Geometric aggregation penalises imbalance. A near-zero score in any dimension pulls the composite toward zero, reflecting how the agent commerce pipeline actually works: a break at any stage stops the transaction.

The UN Human Development Index adopted geometric mean for exactly this reason in 2010. As the UNDP put it: “A poor achievement in one dimension is not linearly compensated by a higher achievement in another dimension.” Munda (2005) provides the theoretical basis, and De Muro et al. (2011) demonstrate that geometric aggregation produces more stable rankings when weights are perturbed, which matters for any index that claims to be credible.

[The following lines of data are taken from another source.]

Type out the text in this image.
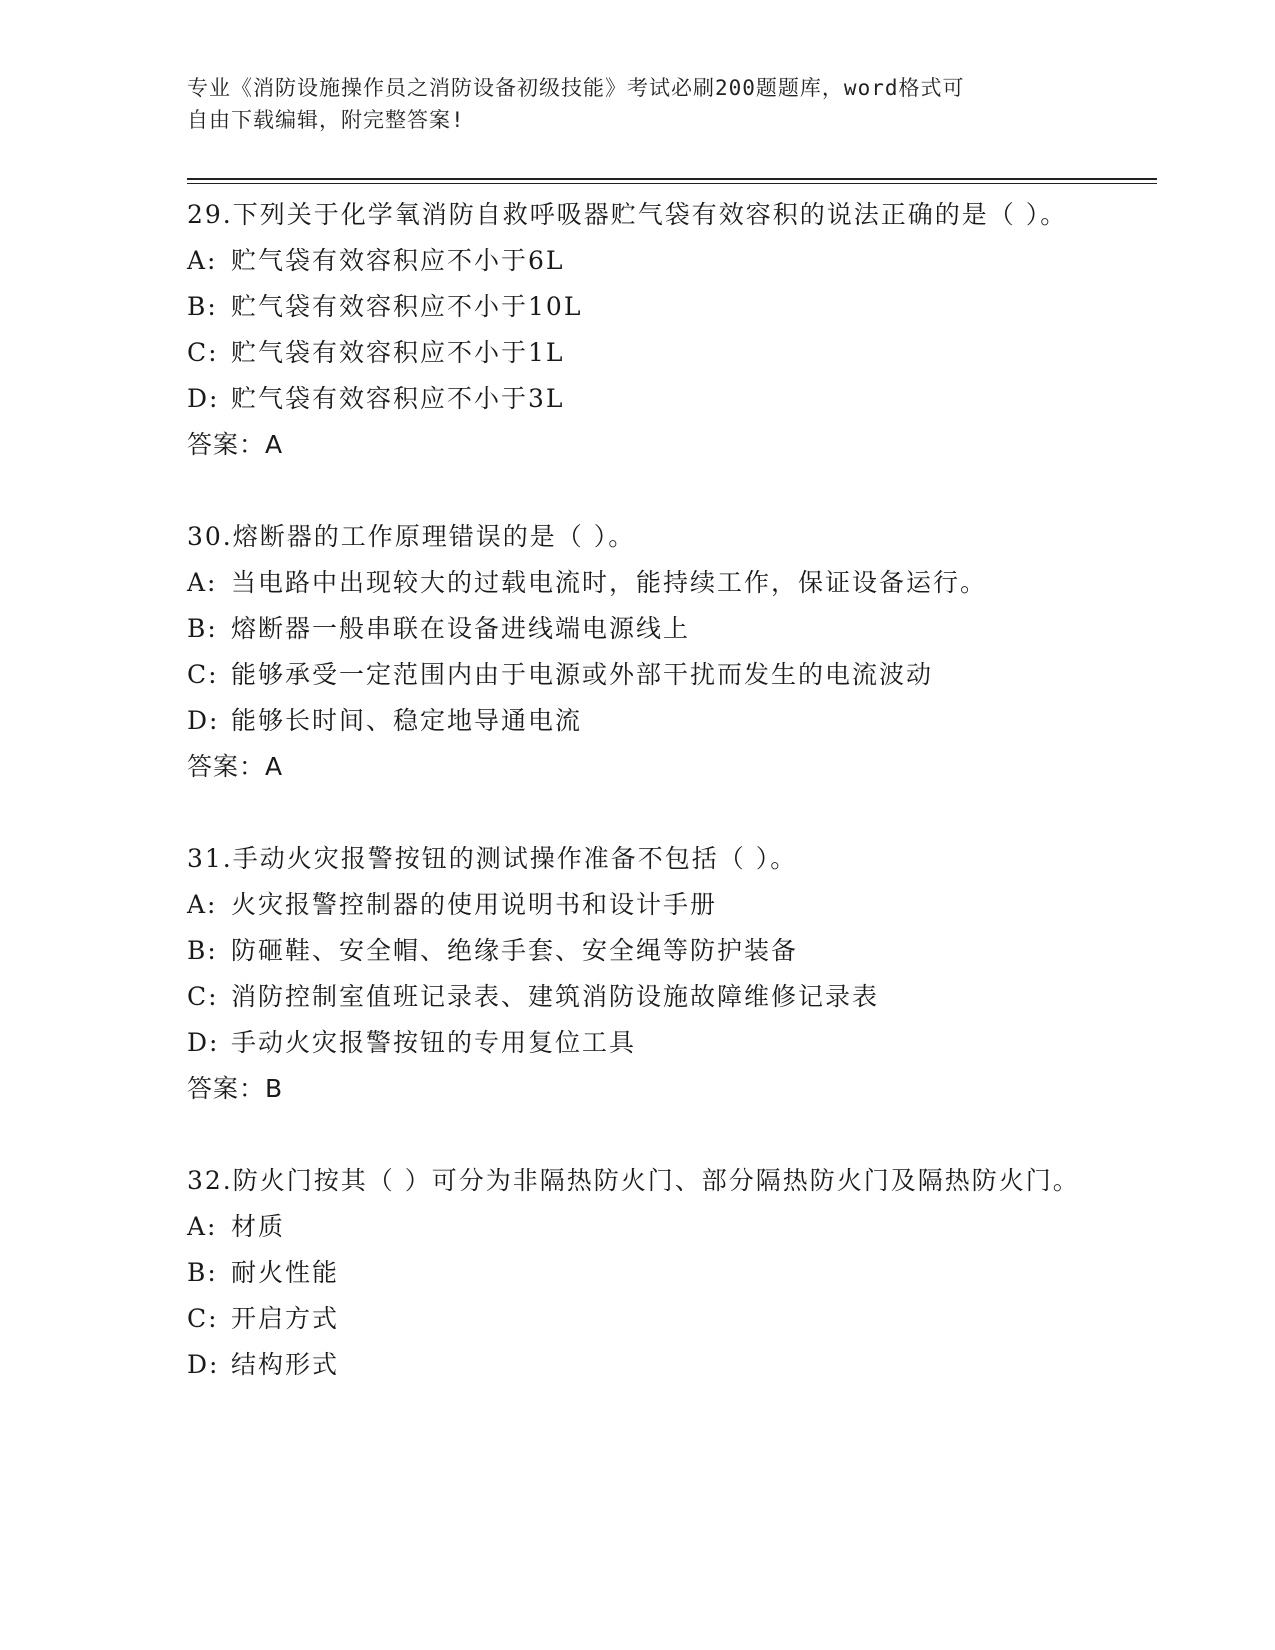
专业《消防设施操作员之消防设备初级技能》考试必刷200题题库，word格式可
自由下载编辑，附完整答案!

29.下列关于化学氧消防自救呼吸器贮气袋有效容积的说法正确的是（ ）。

A: 贮气袋有效容积应不小于6L

B: 贮气袋有效容积应不小于10L

C: 贮气袋有效容积应不小于1L

D: 贮气袋有效容积应不小于3L

答案：A

30.熔断器的工作原理错误的是（ ）。

A: 当电路中出现较大的过载电流时，能持续工作，保证设备运行。

B: 熔断器一般串联在设备进线端电源线上

C: 能够承受一定范围内由于电源或外部干扰而发生的电流波动

D: 能够长时间、稳定地导通电流

答案：A

31.手动火灾报警按钮的测试操作准备不包括（ ）。

A: 火灾报警控制器的使用说明书和设计手册

B: 防砸鞋、安全帽、绝缘手套、安全绳等防护装备

C: 消防控制室值班记录表、建筑消防设施故障维修记录表

D: 手动火灾报警按钮的专用复位工具

答案：B

32.防火门按其（ ）可分为非隔热防火门、部分隔热防火门及隔热防火门。

A: 材质

B: 耐火性能

C: 开启方式

D: 结构形式
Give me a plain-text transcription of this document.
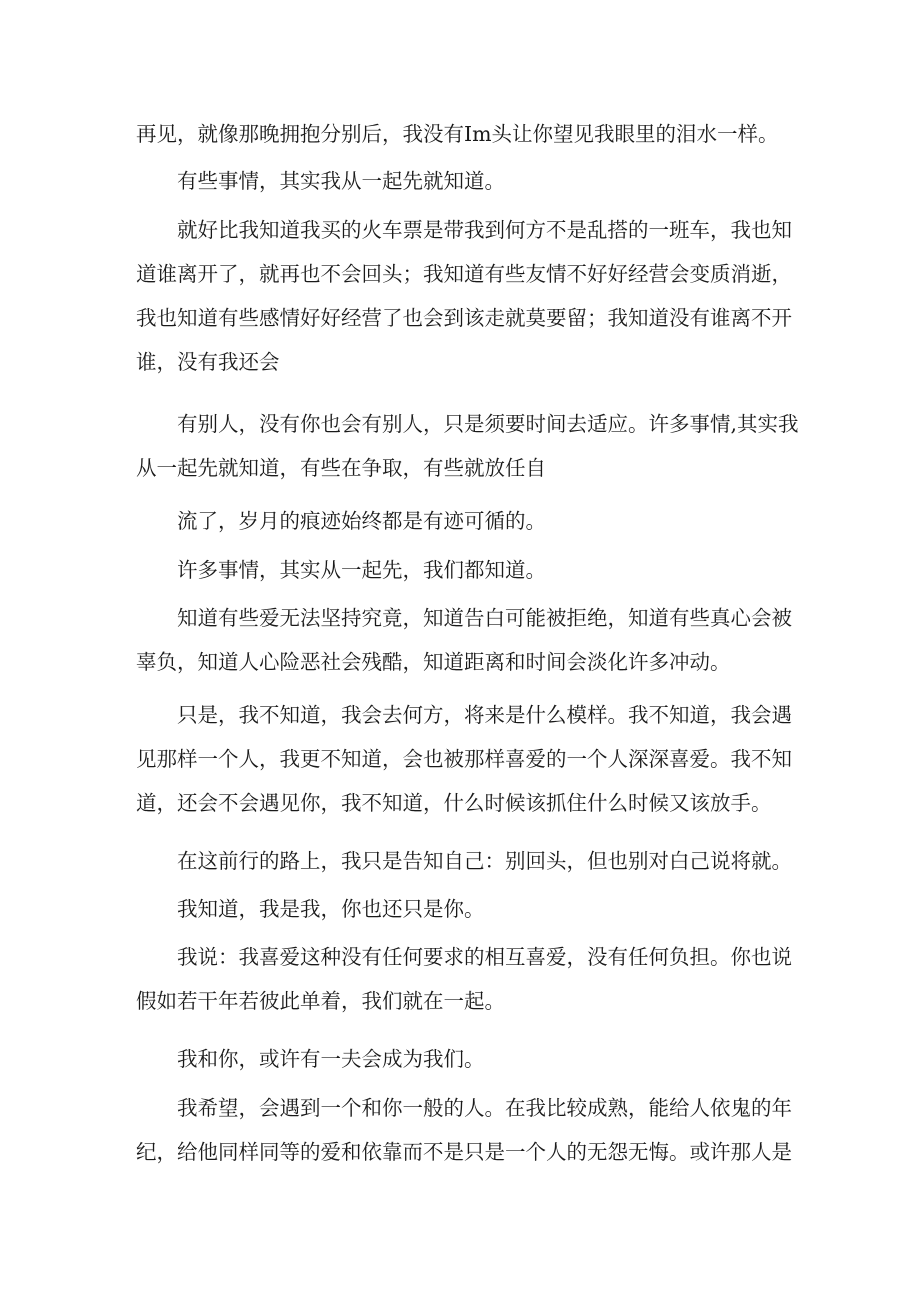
再见，就像那晚拥抱分别后，我没有Im头让你望见我眼里的泪水一样。

有些事情，其实我从一起先就知道。

就好比我知道我买的火车票是带我到何方不是乱搭的一班车，我也知
道谁离开了，就再也不会回头；我知道有些友情不好好经营会变质消逝，
我也知道有些感情好好经营了也会到该走就莫要留；我知道没有谁离不开
谁，没有我还会

有别人，没有你也会有别人，只是须要时间去适应。许多事情,其实我
从一起先就知道，有些在争取，有些就放任自

流了，岁月的痕迹始终都是有迹可循的。

许多事情，其实从一起先，我们都知道。

知道有些爱无法坚持究竟，知道告白可能被拒绝，知道有些真心会被
辜负，知道人心险恶社会残酷，知道距离和时间会淡化许多冲动。

只是，我不知道，我会去何方，将来是什么模样。我不知道，我会遇
见那样一个人，我更不知道，会也被那样喜爱的一个人深深喜爱。我不知
道，还会不会遇见你，我不知道，什么时候该抓住什么时候又该放手。

在这前行的路上，我只是告知自己：别回头，但也别对白己说将就。

我知道，我是我，你也还只是你。

我说：我喜爱这种没有任何要求的相互喜爱，没有任何负担。你也说
假如若干年若彼此单着，我们就在一起。

我和你，或许有一夫会成为我们。

我希望，会遇到一个和你一般的人。在我比较成熟，能给人依鬼的年
纪，给他同样同等的爱和依靠而不是只是一个人的无怨无悔。或许那人是
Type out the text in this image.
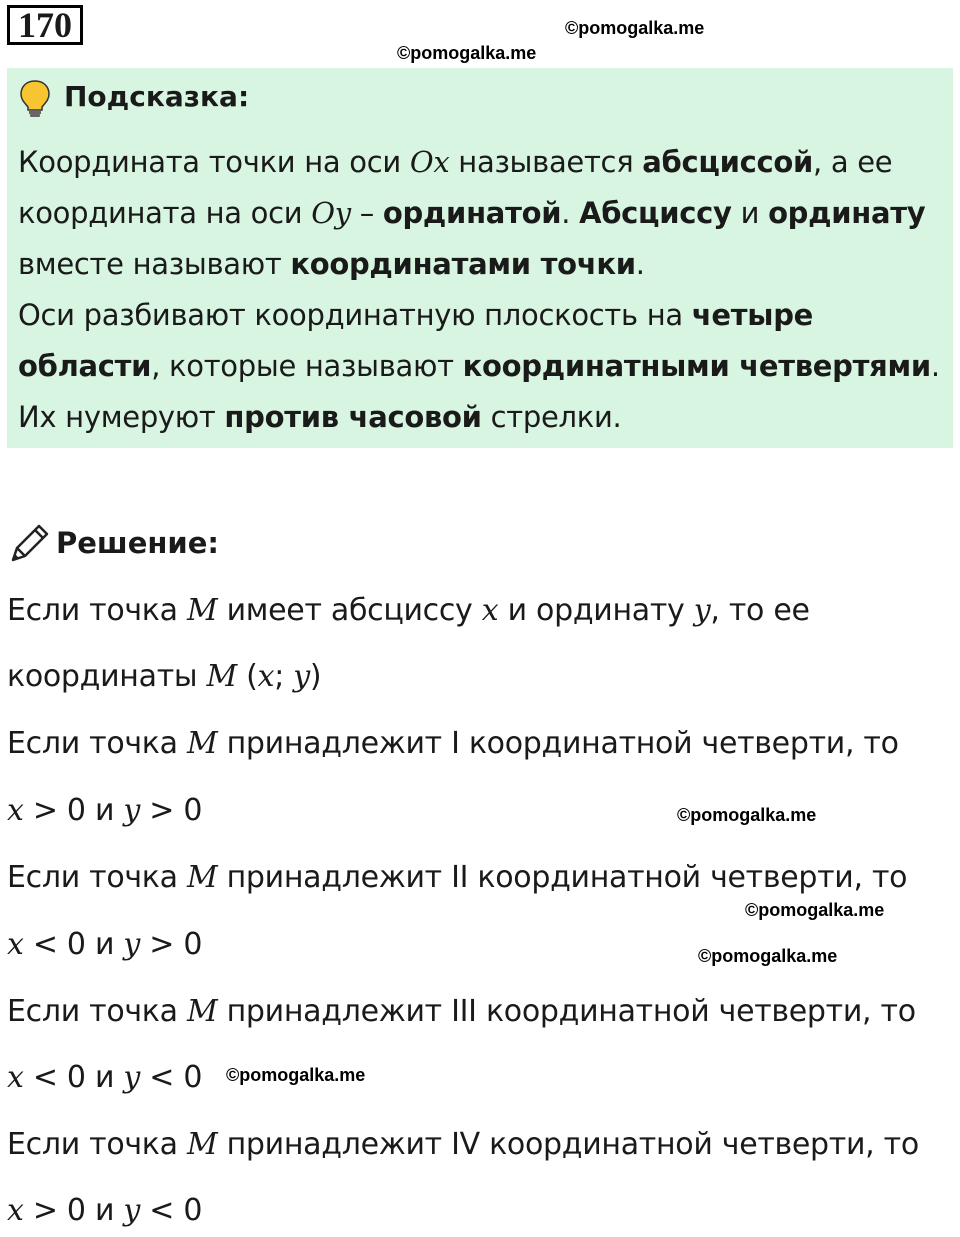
170	©pomogalka.me
©pomogalka.me
Подсказка:
Координата точки на оси Ox называется абсциссой, а ее
координата на оси Oy – ординатой. Абсциссу и ординату
вместе называют координатами точки.
Оси разбивают координатную плоскость на четыре
области, которые называют координатными четвертями.
Их нумеруют против часовой стрелки.
Решение:
Если точка M имеет абсциссу x и ординату y, то ее
координаты M (x; y)
Если точка M принадлежит I координатной четверти, то
x > 0 и y > 0	©pomogalka.me
Если точка M принадлежит II координатной четверти, то
©pomogalka.me
x < 0 и y > 0	©pomogalka.me
Если точка M принадлежит III координатной четверти, то
x < 0 и y < 0 ©pomogalka.me
Если точка M принадлежит IV координатной четверти, то
x > 0 и y < 0
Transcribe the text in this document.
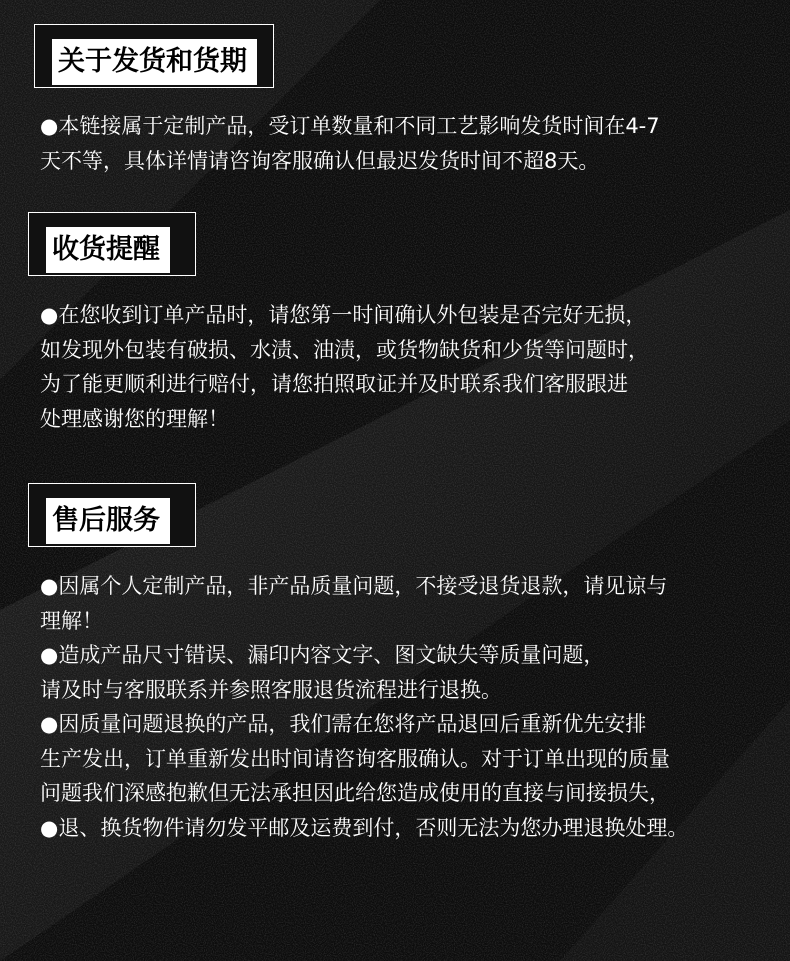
关于发货和货期
●本链接属于定制产品，受订单数量和不同工艺影响发货时间在4-7
天不等，具体详情请咨询客服确认但最迟发货时间不超8天。
收货提醒
●在您收到订单产品时，请您第一时间确认外包装是否完好无损，
如发现外包装有破损、水渍、油渍，或货物缺货和少货等问题时，
为了能更顺利进行赔付，请您拍照取证并及时联系我们客服跟进
处理感谢您的理解！
售后服务
●因属个人定制产品，非产品质量问题，不接受退货退款，请见谅与
理解！
●造成产品尺寸错误、漏印内容文字、图文缺失等质量问题，
请及时与客服联系并参照客服退货流程进行退换。
●因质量问题退换的产品，我们需在您将产品退回后重新优先安排
生产发出，订单重新发出时间请咨询客服确认。对于订单出现的质量
问题我们深感抱歉但无法承担因此给您造成使用的直接与间接损失，
●退、换货物件请勿发平邮及运费到付，否则无法为您办理退换处理。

No other agent commerce assessment uses geometric aggregation.

Fail gates

When a critical sub-check fails (no HTTPS, no structured product data, no detectable price, all agents blocked), the affected dimension score is capped regardless of other results within that dimension.

The precedent is NIST Cybersecurity Framework 2.0 (2024), where certain controls are mandatory regardless of maturity elsewhere. It mirrors ISO 27001, where specific clauses cannot be excluded from scope. Credit rating agencies apply the same principle: structural weaknesses cap the rating regardless of financial performance.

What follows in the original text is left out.